Total organic revenue rose 5.7% in 2024 to a record 17 billion euros, continuing a recovery after a 2022 downturn.
Growth in 2025 is driven by private-label organic products and robust demand across supermarkets, drugstores, and natural-food retailers.
Consumer advocates urge the government to create a national price-monitoring office to track costs along the farm-to-shelf chain and uncover unfair pricing.
Price escalation in the broader food sector underscores the call for consumer protection and transparent pricing, ahead of the 2026 value-added tax relief for meals that may favor fast-food chains over consumers.

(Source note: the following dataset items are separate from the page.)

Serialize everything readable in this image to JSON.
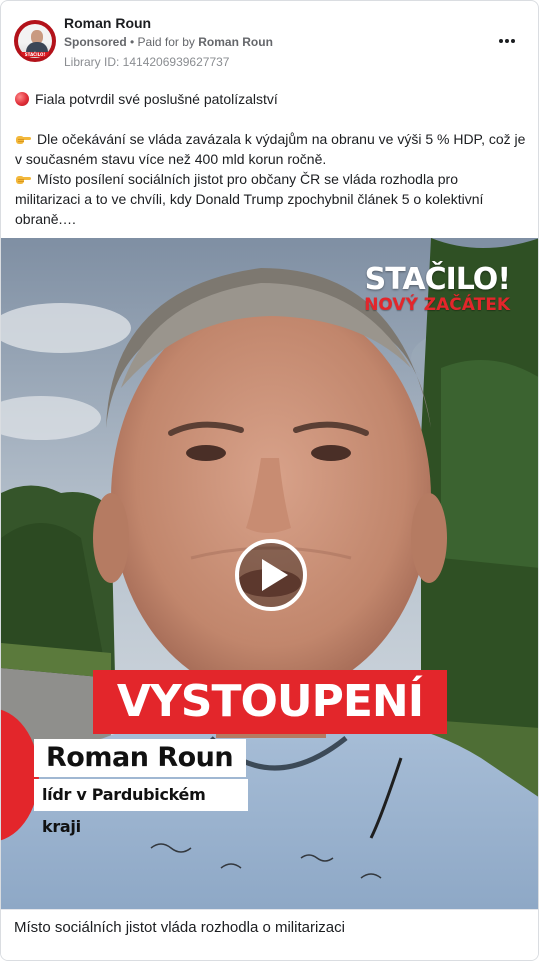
{
  "post": {
    "page_name": "Roman Roun",
    "sponsored_label": "Sponsored",
    "separator": " • ",
    "paid_for_by_label": "Paid for by ",
    "payer": "Roman Roun",
    "library_id": "Library ID: 1414206939627737",
    "avatar_badge": "STAČILO!",
    "more_icon": "more-horizontal-icon"
  },
  "body": {
    "p1": "Fiala potvrdil své poslušné patolízalství",
    "p2": "Dle očekávání se vláda zavázala k výdajům na obranu ve výši 5 % HDP, což je v současném stavu více než 400 mld korun ročně.",
    "p3": "Místo posílení sociálních jistot pro občany ČR se vláda rozhodla pro militarizaci a to ve chvíli, kdy Donald Trump zpochybnil článek 5 o kolektivní obraně.…",
    "icons": [
      "red-circle-icon",
      "pointing-hand-icon",
      "pointing-hand-icon"
    ]
  },
  "video": {
    "brand_main": "STAČILO!",
    "brand_sub": "NOVÝ ZAČÁTEK",
    "banner": "VYSTOUPENÍ",
    "name": "Roman Roun",
    "role": "lídr v Pardubickém kraji",
    "play_icon": "play-icon",
    "colors": {
      "brand_red": "#e3262b",
      "text_white": "#ffffff"
    }
  },
  "caption": "Místo sociálních jistot vláda rozhodla o militarizaci"
}
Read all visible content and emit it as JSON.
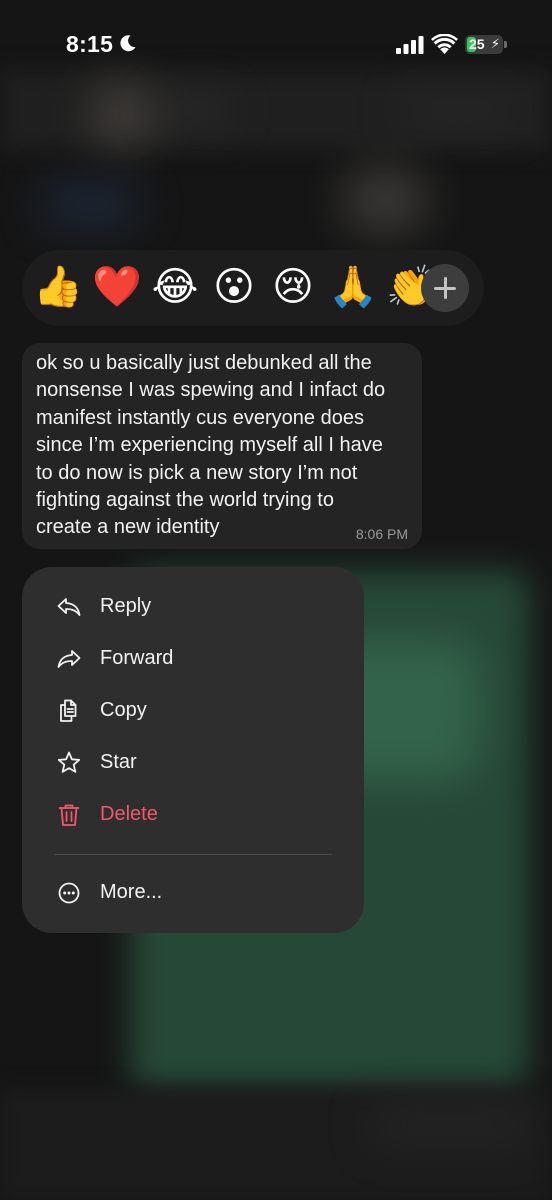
{
  "status_bar": {
    "time": "8:15",
    "battery": "25",
    "battery_level": 0.25
  },
  "reactions": [
    {
      "emoji": "👍",
      "name": "thumbs-up"
    },
    {
      "emoji": "❤️",
      "name": "heart"
    },
    {
      "emoji": "😂",
      "name": "tears-of-joy"
    },
    {
      "emoji": "😮",
      "name": "surprised"
    },
    {
      "emoji": "😢",
      "name": "crying"
    },
    {
      "emoji": "🙏",
      "name": "folded-hands"
    },
    {
      "emoji": "👏",
      "name": "clapping-hands"
    }
  ],
  "message": {
    "text": "ok so u basically just debunked all the\nnonsense I was spewing and I infact do\nmanifest instantly cus everyone does\nsince I’m experiencing myself all I have\nto do now is pick a new story I’m not\nfighting against the world trying to\ncreate a new identity",
    "time": "8:06 PM"
  },
  "menu": {
    "reply": "Reply",
    "forward": "Forward",
    "copy": "Copy",
    "star": "Star",
    "delete": "Delete",
    "more": "More..."
  },
  "colors": {
    "danger": "#f0596a",
    "battery_fill": "#34c759"
  }
}
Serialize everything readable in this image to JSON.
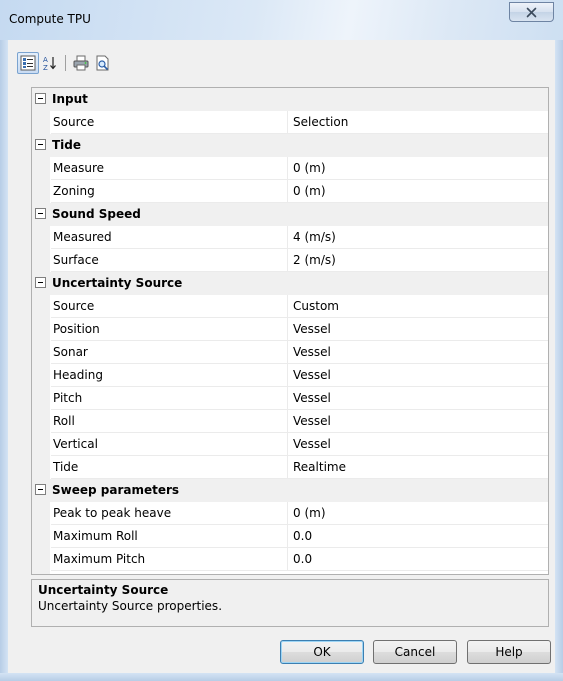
{
  "window": {
    "title": "Compute TPU"
  },
  "toolbar": {
    "buttons": [
      {
        "icon": "categorized-icon",
        "active": true
      },
      {
        "icon": "sort-alpha-icon",
        "active": false
      },
      {
        "icon": "print-icon",
        "active": false
      },
      {
        "icon": "preview-icon",
        "active": false
      }
    ]
  },
  "grid": {
    "categories": [
      {
        "name": "Input",
        "rows": [
          {
            "name": "Source",
            "value": "Selection"
          }
        ]
      },
      {
        "name": "Tide",
        "rows": [
          {
            "name": "Measure",
            "value": "0 (m)"
          },
          {
            "name": "Zoning",
            "value": "0 (m)"
          }
        ]
      },
      {
        "name": "Sound Speed",
        "rows": [
          {
            "name": "Measured",
            "value": "4 (m/s)"
          },
          {
            "name": "Surface",
            "value": "2 (m/s)"
          }
        ]
      },
      {
        "name": "Uncertainty Source",
        "rows": [
          {
            "name": "Source",
            "value": "Custom"
          },
          {
            "name": "Position",
            "value": "Vessel"
          },
          {
            "name": "Sonar",
            "value": "Vessel"
          },
          {
            "name": "Heading",
            "value": "Vessel"
          },
          {
            "name": "Pitch",
            "value": "Vessel"
          },
          {
            "name": "Roll",
            "value": "Vessel"
          },
          {
            "name": "Vertical",
            "value": "Vessel"
          },
          {
            "name": "Tide",
            "value": "Realtime"
          }
        ]
      },
      {
        "name": "Sweep parameters",
        "rows": [
          {
            "name": "Peak to peak heave",
            "value": "0 (m)"
          },
          {
            "name": "Maximum Roll",
            "value": "0.0"
          },
          {
            "name": "Maximum Pitch",
            "value": "0.0"
          }
        ]
      }
    ]
  },
  "help": {
    "title": "Uncertainty Source",
    "description": "Uncertainty Source properties."
  },
  "buttons": {
    "ok": "OK",
    "cancel": "Cancel",
    "help": "Help"
  }
}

Other farmers face price and yield fluctuations: apples up 25% in harvest but with lower prices, while strawberries and asparagus hit multi-year lows amid ongoing grain volatility.
Production costs for fruits and vegetables outpace prices, threatening farm viability; 2025 apple harvest rose 25% but price levels fell, with strawberry and asparagus output declining.
Meat demand remains mostly stable with mixed trends: pork profitability pressured, poultry consumption steady at about 20.9 kg per person, beef production down with higher imports, and dairy markets showing price fluctuations amid ample milk and a butter price drop.
Domestic pork consumption stays around 27.9 kg per capita amid structural shifts toward larger, fewer farms; beef consumption near 9 kg per person while imports rise and poultry use grows.
Organic farming carries higher input costs and constraints like bans on synthetic fertilizers and pesticides, contributing to price volatility for producers.
Across the food sector, roughly 45% of consumers report restricting purchases due to price pressures, up from the prior year.
The market rebound follows a 2022 inflation-driven dip, with high inflation and cautious spending easing into 2024 and beyond.